Neil remained in the background during the funeral, by nature not one to take center stage. His parents had died years before, and he lacked the warm bubble of family and friends that buoyed Scarlett. After everyone had gone, Neil remained behind. He watched the crew cover Jesse’s grave. Then he sat down on the mound of raw earth, keeping company with his son in the dark.
These days Neil does not like to visit Jesse’s grave alone, so he seemed almost relieved for the company on the windy and gray January day in 2019 when he guided me down aging roads to Zoar Cemetery. Town elders established Zoar, one of Newtown’s original burial grounds, in 1767 on what had been a hilltop farm. Most of the children are buried in Newtown Village Cemetery and at St. Rose of Lima. Neil had found the clusters of small graves unsettling.
“I wonder if one h
undred years from now, people will look at the gravestones for all these children who died on the same day and wonder—” Neil had said to me once, but then broke off, realizing that no one would ever wonder.
Jesse lies beneath a tree in a corner plot near the wooded back border of the cemetery, a short walk from Scarlett’s farm.

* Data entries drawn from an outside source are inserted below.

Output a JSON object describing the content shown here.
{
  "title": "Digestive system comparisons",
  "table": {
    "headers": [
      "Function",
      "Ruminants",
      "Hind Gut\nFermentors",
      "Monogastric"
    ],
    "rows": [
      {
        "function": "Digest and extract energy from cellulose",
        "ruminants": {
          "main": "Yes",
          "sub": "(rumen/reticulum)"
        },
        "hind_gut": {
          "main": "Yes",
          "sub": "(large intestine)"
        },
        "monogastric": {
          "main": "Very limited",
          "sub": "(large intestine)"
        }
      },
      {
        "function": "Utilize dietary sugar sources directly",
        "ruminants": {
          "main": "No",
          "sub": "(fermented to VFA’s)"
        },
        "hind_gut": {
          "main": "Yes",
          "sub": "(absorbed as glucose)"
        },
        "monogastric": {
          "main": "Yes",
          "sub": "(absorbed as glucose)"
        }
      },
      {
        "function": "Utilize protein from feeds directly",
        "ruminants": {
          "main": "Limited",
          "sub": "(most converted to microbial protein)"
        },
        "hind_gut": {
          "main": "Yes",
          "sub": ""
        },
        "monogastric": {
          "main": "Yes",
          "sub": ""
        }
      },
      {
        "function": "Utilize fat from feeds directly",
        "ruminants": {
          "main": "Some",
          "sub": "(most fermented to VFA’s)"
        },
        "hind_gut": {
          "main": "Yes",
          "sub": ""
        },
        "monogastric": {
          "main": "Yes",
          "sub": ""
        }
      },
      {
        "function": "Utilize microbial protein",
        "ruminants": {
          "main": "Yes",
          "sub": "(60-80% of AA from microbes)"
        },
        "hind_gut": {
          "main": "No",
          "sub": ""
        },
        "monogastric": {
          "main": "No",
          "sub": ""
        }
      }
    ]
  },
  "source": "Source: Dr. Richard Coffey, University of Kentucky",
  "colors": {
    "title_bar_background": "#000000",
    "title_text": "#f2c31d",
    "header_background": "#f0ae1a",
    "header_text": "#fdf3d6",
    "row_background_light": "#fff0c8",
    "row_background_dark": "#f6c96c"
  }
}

Some days, the braying of Jesse’s burro, Turquoise, floats up on the wind. Neil pointed through bare trees to the Misty Vale Deli, where they’d eaten breakfast that day. He’d told me that Jesse ordered hot chocolate and a breakfast sandwich with sausage. “He used to order bacon,” Neil recalled, “but he choked on it once, and it scared him.”
Jesse’s grave is flanked by a stone bench and a bath for the birds he loved. I laid a white rose among teddy bears, rubber ducks, and a platoon of his plastic army men scattered by the raw gusts.
Neil paced, grousing that the roots of the tree might be growing too close to the grave, that visitors’ feet had chewed the earth into frozen ridges of mud. “These stuffed animals,” he snapped, “they look like shit.”
I lifted a matted bear, his frozen smile flecked with grime, and propped him gently against the cold granite.
“Let’s go,” Neil said. His eyes rested on the stone’s oval portrait of Jesse, smiling in his first-grade photo, taken two months before his death. Neil kissed his first two fingers and touched them to the porcelain image. His boy, afraid of bacon, who confronted a gunman.
* * *
—
We continued on our driving tour of Newtown, from the old to a newer, upscale section of town. Neil directed me onto Yogananda Street, named for a peace-loving yogi, now a locus of Newtown’s pain. In 1998 the Lanza family moved into a new house at 36 Yogananda, buying a four-bedroom colonial with green shutters on a sweeping two-acre lot. Peter and Nancy Lanza found Newtown a comforting reminder of rural Massachusetts and New Hampshire, where both of them had grown up. Peter was an executive in the tax department at General Electric, and Nancy a stay-at-home mom since their two sons were born, Ryan in 1988 and Adam in 1992.